Vice President JD Vance and second lady Usha traveled to Minneapolis on Wednesday and met with the parents of the victims of last week’s school shooting at Annunciation Catholic Church. 

“I have never had a day that will stay with me like this day did,” the vice president said of his emotional meetings with grieving parents, children wounded by gunfire and church leaders. 

“These parents, in the midst of the worst grief of their entire lives, they opened up their lives, and they opened up their hearts, and they made me part of it,” he added. 

The Vances met with the parents of Fletcher Merkel, 8, and Harper Moyski, 10, both of whom were killed when the 23-year-old gunman Robin Westman barricaded a door to the church and opened fire through a stained-glass window during a school opening Mass. Westman then killed himself.

The vice president and second lady brought two bouquets of flowers, tied with blue ribbon, to leave at the entrance to the church where the massacre took place. 

After visiting the site of the Westman’s rampage – the church sanctuary, where the gunman fired 116 rounds from a rifle as children and adults attended Mass – the Vances went to Children’s Minnesota Hospital, where they spoke with Lydia Kaiser and Weston Halsne. 

Weston, 10, was struck in the neck by one of Westman’s bullets and had “just got out of surgery,” the vice president said.

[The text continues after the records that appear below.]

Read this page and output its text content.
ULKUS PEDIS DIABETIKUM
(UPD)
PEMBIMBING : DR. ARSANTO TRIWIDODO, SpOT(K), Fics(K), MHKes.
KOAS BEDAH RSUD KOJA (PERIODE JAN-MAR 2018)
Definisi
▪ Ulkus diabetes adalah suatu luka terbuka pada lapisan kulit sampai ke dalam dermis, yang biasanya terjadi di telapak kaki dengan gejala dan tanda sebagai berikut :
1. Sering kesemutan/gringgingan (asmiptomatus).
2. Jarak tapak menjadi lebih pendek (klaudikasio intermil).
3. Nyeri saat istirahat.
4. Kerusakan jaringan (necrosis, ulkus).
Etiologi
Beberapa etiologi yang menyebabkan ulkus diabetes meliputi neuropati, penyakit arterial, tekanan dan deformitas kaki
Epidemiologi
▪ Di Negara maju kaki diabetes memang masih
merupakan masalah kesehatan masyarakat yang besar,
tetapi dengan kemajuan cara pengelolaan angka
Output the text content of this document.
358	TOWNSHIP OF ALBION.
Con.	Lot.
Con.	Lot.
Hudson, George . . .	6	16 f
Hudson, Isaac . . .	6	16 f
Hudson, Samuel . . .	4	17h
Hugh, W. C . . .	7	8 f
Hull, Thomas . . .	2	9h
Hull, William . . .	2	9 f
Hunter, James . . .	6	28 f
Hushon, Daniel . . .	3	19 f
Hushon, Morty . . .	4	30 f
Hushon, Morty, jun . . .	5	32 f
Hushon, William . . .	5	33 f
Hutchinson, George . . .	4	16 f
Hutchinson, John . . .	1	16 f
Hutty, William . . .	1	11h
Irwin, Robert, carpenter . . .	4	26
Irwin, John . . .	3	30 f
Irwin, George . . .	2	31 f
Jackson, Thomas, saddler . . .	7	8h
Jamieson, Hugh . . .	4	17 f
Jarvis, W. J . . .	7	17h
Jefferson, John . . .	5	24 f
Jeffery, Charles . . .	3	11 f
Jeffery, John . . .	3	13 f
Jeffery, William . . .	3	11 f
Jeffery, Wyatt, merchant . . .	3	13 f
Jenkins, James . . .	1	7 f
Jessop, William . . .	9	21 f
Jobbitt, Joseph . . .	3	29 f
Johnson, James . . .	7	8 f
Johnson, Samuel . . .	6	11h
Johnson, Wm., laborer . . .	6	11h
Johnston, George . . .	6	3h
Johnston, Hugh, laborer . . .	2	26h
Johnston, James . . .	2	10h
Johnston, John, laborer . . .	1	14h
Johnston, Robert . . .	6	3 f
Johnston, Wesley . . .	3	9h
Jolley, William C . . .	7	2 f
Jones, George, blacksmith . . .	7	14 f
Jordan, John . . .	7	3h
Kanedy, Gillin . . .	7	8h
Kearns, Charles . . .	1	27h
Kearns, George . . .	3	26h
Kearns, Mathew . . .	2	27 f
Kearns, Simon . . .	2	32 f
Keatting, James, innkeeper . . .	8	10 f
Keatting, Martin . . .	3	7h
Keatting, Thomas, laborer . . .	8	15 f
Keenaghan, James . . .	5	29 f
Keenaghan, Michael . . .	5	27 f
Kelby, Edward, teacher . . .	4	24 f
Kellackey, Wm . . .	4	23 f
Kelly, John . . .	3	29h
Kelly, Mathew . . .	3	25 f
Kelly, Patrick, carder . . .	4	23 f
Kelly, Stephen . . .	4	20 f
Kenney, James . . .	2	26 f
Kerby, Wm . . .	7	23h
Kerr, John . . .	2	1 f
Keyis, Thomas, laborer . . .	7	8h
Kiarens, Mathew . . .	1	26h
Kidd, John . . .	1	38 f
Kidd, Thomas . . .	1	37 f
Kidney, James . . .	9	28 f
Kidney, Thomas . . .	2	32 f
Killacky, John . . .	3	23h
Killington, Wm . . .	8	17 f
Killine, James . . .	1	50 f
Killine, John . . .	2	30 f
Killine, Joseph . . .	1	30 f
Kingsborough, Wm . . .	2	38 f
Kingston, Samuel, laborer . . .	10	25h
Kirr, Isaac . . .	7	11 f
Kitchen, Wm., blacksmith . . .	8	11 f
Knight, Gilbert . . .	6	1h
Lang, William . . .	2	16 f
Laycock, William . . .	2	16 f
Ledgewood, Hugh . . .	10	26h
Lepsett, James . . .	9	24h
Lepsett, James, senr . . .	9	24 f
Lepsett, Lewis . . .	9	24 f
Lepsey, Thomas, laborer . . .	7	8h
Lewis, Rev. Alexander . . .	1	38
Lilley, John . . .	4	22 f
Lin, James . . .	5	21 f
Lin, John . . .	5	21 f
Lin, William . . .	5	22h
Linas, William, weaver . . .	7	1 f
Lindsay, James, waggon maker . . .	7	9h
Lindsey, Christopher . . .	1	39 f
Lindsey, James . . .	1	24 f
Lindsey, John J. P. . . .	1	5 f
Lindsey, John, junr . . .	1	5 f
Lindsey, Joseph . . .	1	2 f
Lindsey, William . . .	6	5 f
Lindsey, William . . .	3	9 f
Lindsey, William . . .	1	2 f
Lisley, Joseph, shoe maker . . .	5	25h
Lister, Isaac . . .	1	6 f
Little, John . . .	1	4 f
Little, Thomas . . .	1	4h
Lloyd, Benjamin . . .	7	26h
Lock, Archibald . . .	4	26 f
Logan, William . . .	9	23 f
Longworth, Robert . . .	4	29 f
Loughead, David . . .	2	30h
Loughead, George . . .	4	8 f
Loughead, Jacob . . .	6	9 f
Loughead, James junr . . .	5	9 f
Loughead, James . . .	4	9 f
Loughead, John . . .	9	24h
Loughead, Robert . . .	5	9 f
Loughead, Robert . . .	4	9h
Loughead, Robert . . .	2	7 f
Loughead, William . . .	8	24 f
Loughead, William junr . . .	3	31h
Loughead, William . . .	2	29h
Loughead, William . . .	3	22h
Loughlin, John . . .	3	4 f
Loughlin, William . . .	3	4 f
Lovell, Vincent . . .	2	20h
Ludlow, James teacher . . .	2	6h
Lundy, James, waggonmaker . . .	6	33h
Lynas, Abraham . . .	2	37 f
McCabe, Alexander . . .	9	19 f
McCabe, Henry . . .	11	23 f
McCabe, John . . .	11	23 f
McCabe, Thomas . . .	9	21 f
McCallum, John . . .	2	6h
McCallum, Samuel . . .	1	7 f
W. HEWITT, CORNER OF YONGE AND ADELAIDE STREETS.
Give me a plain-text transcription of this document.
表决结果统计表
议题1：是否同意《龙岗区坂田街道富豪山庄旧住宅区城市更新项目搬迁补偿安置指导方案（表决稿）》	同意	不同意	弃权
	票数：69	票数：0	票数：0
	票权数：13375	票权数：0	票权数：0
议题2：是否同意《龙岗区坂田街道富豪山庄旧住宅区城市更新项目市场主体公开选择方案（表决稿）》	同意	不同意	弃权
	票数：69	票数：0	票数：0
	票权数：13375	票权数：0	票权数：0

Lydia, also 10, was hit while shielding her “little buddy” – her therapy dog – from the gunfire. 

The vice president said “every single family” he met with asked for prayers. 

“So, my fellow Americans, if you’re the praying type, say a prayer for this innocent girl, who’s actually in surgery right now, that the swelling will go down, that she will be okay, because she’s still in a fight for her life,” Vance said. “And every single family, to a person, is desperate that the death toll, which currently is at two, stays at two.” 

Here’s what we know about the Catholic school shooting in Minneapolis

Heartbroken parents also expressed that they wished the innocent children killed last week — little Fletcher and Harper — were discussed more than “the brutal maniac who shot up this school,” Vance said. 

“We should talk less about the crazy person who took these children from us. We should talk about these kids – their hopes and their dreams and the fact that they had a full life ahead of them that was cut short,” he told reporters. 

Vance also noted that every parent he spoke to wanted something to be done to help prevent future mass shootings. 

“I get the sense they came from a wide diversity of political perspectives, but every single one of them …. all they ask is that we look very seriously at the root causes, that we look very seriously at ways to prevent crazy people who are about to shoot up the school from getting access to firearms,” he said. 

Vance said he will “honor these parents and the children that they lost” by “being a better dad and hugging my kids tonight, and making sure that they know that their dad loves them.” 

He encouraged other families to do the same. 

“Make sure that you hug your kids tight, because there are families in Minneapolis who won’t be able to do that ever again.”